An international group of mercenaries are hired to escort a physicist named Hunt (Julian Wadham) to an isolated outpost in war torn Eastern Europe. When the group arrives at the bunker, they discover it once served as an experimental facility for the Nazis. They also discover a roomful of fresh cadavers, and one not-so-dead body they assume have been left behind by one of the region’s warring factions. When night falls, however, the troops are besieged by a mysterious enemy bent on preserving the secret of the outpost. When merc leader DC (“Rome” star, Ray Stevenson) pushes Wadham for answers, the man explains that the outpost houses a machine that the Nazis believed could very well bend the laws of physics, allowing them to send indestructible troops anywhere in the world in the blink of an eye. When it becomes clear that the forces outside protecting the machine are remnants of this experiment, DC and his group of hardened veterans must battle an enemy like none they’ve ever faced.
Outpost borrows from a lot of films – “Dog Soldiers”, “Shock Waves”, and even “Session 9” spring to mind – and fuses them together with some flimsy science and nods to the occult.
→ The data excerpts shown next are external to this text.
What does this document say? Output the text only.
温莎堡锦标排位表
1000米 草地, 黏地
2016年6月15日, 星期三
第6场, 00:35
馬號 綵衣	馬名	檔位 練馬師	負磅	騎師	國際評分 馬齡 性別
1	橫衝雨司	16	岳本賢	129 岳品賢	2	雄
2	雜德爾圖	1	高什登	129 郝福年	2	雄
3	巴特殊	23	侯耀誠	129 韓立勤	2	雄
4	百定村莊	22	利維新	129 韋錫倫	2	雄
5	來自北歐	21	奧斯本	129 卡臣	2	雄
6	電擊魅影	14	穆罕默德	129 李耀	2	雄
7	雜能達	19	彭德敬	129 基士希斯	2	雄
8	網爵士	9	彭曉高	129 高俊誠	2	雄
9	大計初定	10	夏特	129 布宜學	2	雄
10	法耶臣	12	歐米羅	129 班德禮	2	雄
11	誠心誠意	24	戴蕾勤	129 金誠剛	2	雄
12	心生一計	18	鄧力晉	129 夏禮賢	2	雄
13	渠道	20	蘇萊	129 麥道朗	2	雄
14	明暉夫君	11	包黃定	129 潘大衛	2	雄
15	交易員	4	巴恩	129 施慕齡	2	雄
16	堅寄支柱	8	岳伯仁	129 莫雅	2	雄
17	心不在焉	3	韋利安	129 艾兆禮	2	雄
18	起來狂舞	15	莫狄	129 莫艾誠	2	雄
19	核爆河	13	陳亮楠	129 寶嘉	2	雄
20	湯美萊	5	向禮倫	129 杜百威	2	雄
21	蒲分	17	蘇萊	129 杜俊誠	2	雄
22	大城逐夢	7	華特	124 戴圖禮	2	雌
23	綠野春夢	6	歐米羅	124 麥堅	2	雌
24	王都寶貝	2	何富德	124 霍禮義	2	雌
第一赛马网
The result is a mildly pleasant cocktail of b-movie clichés buoyed by solid performances by Stevenson, Wadham, and Welsh actor, Richard Brake (whose redneck American mercenary, Prior, is an appropriately southern fried badass), and the oppressive atmospherics of Gavin Struthers’ lush cinematography. While director Steve Barker’s much-too-deliberate pacing may induce more yawns than shivers, Outpost is still refreshingly different enough to serve as a welcome respite from current DTV horror trends.

The DVD from Sony is a sadly under stocked affair, with a few deleted scenes and trailers for other Sony releases serving as the only extras here.